Even though The University of New Mexico’s main campus is closed due to the COVID-19 pandemic, there are certain jobs that remain on a regular routine for cleaning, maintenance and other necessary activities that keep the campus landscape looking beautiful and pristine. Cleaning the UNM Duck Pond is one of those activities.

While the campus has been closed for approximately month, the UNM Duck Pond received its biennial cleaning recently. In years past, cleaning the UNM Duck Pond was a major undertaking for Facilities Management (FM) staff, as well as for Biology Department faculty and students. To ensure the safety of the wildlife, prior to cleaning, animals that could be gathered were housed in pools and bins outside Castetter Hall along Yale Mall. FM staff would then drain the pond and remove excess sediment and waste that had settled to the bottom.

In an effort to minimize disruption to wildlife and maximize staff resources, FM Grounds and Landscaping Manager Richard Schorr looked to identify a new process. Recently, Schorr and UNM vendor All Fired Up tested a filtering process commonly used in the papermaking industry to separate paper pulp from its soaking solution.

Workers in chest-high waders entered the water with custom filter attachments connected to pumps that vacuumed up the sediment and waste from the bottom of the pond. The sediment slurry was directed into a large filter which extracted the organic matter and the remaining water was pumped back into the pond.

The test was successful and the decision was made to move forward with the cleaning which took place last week over UNM’s scheduled spring break. Not only was the pond cleaned without draining or displacing animals, it was done with a fraction of the human resources which was fortuitous timing given the reduced staffing during UNM’s limited operations on account of COVID-19.
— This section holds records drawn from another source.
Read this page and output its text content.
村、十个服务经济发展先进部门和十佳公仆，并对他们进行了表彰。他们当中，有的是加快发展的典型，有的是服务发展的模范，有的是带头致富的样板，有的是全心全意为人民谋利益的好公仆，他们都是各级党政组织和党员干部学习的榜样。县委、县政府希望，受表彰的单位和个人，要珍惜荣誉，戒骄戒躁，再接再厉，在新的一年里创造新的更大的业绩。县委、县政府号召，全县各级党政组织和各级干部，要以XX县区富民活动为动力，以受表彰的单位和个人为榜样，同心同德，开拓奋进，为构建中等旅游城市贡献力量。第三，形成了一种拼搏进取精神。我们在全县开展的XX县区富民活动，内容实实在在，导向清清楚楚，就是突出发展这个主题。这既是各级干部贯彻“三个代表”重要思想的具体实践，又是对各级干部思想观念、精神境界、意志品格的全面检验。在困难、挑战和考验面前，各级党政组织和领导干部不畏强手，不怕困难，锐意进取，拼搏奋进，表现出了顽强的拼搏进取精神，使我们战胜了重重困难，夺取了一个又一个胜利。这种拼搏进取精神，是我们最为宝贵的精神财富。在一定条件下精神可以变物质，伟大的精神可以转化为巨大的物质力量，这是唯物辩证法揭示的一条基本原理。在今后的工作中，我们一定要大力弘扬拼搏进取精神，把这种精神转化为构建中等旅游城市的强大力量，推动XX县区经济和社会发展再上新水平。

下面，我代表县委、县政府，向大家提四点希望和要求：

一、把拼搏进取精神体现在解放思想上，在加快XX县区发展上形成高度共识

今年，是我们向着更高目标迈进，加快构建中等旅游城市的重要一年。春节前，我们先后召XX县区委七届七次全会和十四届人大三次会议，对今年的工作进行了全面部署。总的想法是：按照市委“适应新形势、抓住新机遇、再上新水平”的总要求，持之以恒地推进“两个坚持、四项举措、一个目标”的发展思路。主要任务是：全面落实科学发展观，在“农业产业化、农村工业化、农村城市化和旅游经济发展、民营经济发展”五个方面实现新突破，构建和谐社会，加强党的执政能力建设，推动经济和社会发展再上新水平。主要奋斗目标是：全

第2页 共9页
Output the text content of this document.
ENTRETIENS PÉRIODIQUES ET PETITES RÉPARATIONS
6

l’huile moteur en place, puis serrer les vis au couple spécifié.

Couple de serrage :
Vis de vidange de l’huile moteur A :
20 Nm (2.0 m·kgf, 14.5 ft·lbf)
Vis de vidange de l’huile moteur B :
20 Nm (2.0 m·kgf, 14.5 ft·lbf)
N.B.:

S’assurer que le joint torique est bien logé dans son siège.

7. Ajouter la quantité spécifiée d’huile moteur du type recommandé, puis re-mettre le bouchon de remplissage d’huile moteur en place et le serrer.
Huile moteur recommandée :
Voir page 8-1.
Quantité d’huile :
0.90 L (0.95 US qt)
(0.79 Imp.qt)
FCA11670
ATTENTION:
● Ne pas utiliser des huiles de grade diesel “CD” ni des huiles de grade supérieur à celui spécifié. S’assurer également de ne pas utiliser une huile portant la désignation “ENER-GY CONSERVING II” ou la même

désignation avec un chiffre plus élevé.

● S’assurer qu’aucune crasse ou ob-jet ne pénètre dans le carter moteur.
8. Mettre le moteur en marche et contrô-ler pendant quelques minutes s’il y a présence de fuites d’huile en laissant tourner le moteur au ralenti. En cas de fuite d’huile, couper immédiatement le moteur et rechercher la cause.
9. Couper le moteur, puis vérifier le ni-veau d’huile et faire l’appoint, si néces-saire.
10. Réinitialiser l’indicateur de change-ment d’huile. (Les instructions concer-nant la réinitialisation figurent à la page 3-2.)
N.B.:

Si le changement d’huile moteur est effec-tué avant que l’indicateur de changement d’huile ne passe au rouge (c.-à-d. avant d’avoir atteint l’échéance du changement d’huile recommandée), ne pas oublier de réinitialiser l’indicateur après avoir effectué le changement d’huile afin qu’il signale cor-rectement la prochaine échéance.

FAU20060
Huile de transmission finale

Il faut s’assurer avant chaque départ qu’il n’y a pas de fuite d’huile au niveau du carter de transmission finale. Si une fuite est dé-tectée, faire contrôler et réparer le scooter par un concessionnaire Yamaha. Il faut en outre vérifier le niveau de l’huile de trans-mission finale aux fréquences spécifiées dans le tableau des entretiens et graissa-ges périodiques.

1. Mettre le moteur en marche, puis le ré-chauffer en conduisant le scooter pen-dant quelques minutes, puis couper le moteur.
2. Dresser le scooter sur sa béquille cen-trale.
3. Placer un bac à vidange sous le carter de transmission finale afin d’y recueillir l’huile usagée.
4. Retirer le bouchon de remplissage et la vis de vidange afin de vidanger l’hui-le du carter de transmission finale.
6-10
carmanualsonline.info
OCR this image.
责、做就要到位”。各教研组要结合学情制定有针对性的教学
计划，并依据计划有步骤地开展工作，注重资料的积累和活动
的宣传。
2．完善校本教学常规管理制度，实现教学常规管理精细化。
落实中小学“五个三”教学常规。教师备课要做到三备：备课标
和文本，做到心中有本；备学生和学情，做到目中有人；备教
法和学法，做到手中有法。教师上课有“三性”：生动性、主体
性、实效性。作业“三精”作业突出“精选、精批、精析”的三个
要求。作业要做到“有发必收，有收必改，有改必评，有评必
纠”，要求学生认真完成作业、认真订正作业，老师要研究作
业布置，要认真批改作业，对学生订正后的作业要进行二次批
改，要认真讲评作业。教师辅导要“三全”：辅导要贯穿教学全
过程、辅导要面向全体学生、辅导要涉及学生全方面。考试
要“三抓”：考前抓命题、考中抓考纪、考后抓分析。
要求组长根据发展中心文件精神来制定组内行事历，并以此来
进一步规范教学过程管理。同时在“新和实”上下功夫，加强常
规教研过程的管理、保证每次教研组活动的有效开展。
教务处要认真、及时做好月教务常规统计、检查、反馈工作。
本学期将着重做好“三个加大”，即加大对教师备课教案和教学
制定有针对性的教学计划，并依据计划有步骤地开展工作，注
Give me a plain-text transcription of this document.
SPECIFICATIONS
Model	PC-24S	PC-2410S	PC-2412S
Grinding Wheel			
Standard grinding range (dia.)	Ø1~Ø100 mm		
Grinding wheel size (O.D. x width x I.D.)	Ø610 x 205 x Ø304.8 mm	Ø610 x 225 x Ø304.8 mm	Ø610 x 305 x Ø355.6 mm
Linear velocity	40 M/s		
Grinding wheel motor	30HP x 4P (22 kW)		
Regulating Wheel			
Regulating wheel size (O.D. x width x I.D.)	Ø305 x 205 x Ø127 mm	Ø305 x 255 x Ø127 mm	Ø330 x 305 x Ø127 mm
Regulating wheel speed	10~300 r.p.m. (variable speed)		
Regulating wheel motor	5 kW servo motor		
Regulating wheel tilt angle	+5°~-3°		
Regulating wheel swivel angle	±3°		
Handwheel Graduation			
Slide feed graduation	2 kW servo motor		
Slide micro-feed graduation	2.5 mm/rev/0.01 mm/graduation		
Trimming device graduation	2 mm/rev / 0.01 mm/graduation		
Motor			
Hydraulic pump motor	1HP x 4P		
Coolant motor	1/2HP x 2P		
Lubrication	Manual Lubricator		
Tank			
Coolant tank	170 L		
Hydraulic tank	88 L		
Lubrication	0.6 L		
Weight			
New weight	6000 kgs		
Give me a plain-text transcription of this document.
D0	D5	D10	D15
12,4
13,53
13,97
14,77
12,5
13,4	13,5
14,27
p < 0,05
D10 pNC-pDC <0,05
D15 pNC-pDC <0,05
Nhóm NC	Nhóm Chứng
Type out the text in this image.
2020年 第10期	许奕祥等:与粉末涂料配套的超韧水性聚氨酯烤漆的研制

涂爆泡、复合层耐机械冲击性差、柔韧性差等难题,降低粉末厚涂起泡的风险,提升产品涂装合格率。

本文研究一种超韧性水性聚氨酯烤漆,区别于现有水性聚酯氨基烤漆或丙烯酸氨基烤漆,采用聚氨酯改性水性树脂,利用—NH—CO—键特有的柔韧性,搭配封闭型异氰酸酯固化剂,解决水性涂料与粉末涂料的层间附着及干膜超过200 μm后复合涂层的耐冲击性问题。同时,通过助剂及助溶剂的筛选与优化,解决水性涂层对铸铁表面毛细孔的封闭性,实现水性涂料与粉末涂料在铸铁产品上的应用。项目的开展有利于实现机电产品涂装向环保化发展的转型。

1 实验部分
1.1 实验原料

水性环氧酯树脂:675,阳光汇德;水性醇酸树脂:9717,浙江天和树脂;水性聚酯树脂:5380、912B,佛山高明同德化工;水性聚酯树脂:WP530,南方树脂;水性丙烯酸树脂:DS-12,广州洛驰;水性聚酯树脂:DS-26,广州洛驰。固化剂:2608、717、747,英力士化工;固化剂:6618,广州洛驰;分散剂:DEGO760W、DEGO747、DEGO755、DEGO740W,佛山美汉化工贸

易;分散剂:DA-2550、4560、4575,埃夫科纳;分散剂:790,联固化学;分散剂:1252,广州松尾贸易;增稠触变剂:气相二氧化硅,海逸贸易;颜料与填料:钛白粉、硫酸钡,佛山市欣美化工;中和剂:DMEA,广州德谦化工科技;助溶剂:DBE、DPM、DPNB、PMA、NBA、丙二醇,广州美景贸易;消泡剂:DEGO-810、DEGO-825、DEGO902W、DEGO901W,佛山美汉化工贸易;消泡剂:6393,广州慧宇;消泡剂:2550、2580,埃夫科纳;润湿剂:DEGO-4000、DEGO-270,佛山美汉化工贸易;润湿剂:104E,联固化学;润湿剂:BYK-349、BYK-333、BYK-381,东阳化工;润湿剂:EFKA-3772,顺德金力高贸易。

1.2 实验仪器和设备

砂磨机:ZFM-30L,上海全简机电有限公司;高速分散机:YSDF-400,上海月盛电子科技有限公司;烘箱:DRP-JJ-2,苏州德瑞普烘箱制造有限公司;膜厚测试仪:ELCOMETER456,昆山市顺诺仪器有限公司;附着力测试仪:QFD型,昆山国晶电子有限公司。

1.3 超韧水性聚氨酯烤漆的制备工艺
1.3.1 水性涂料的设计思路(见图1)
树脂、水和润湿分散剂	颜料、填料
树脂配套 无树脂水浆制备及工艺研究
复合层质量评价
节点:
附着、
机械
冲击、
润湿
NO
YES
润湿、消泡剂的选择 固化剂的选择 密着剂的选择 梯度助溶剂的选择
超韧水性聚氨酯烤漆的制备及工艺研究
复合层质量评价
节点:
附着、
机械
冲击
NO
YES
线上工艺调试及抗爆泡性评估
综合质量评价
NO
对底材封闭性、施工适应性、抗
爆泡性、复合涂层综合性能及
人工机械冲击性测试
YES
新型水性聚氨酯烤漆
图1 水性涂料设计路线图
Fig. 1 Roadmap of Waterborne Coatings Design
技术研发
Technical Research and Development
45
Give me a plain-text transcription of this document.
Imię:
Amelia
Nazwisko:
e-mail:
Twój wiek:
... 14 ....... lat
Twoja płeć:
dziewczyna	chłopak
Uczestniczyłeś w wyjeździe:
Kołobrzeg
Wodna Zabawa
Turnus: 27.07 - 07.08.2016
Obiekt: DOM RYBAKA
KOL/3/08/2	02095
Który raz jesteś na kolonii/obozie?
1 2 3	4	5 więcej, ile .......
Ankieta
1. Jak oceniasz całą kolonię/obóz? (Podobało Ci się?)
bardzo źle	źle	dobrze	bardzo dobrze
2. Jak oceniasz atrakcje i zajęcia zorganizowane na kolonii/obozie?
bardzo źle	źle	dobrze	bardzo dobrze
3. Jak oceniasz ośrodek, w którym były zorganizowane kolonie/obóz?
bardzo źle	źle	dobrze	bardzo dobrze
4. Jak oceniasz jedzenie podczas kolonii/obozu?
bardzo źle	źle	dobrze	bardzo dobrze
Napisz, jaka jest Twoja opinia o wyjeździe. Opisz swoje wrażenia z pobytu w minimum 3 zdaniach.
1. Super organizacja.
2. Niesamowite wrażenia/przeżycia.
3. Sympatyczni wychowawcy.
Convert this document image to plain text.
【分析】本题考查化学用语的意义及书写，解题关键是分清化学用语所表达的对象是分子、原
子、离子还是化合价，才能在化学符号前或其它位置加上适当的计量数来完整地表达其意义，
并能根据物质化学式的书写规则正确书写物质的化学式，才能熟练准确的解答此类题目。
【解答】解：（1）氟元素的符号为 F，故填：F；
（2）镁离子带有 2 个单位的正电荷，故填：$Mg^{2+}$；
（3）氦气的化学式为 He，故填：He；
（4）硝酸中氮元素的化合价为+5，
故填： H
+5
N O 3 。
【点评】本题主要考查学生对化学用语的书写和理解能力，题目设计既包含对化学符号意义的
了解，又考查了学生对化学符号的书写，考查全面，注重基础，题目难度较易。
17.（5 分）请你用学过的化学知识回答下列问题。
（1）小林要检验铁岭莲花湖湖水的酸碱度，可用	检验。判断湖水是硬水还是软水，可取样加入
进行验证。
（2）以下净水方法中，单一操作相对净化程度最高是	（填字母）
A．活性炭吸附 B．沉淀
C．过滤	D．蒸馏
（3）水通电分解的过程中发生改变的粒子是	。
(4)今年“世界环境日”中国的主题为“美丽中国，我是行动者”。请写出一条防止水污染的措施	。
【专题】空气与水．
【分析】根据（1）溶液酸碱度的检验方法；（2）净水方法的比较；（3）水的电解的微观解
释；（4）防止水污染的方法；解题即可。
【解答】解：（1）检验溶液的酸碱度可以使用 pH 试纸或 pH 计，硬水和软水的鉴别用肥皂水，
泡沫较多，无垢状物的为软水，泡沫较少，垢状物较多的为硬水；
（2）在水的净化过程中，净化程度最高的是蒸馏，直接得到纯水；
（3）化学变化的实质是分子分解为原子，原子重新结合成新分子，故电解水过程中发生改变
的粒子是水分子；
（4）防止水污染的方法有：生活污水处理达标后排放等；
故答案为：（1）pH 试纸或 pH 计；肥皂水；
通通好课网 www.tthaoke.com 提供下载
“What we like about this process is how much more efficient it is,” said Schorr. “In the past we had close down the surrounding grassy areas, relocate the animals, and drain the pond completely. Water was wasted, animals were stressed, and campus life was disrupted.”

In addition to efficiency, the new process is much more sustainable saving an entire pond’s volume of water in an arid environment, while the collected organic material will be used to enrich the soil of an area farm highlighting UNM’s sustainability mission.

UNM has long been committed to reducing its impact on the environment and making the very best use of the state’s resources in a responsible manner. Founded in 2010, UNM’s Office of Sustainability encourages and facilitates sustainability efforts of students, faculty, and staff to continue the reduction of UNM’s environmental footprint.

UNM has defined the areas of sustainability to include energy usage, renewable energy, new building construction and remodel, transportation, recycling, purchasing, water usage, and food.

While few people have been on campus over the last month, UNM’s iconic Duck Pond will still be there glistening in the springtime sunlight when the campus resumes operations.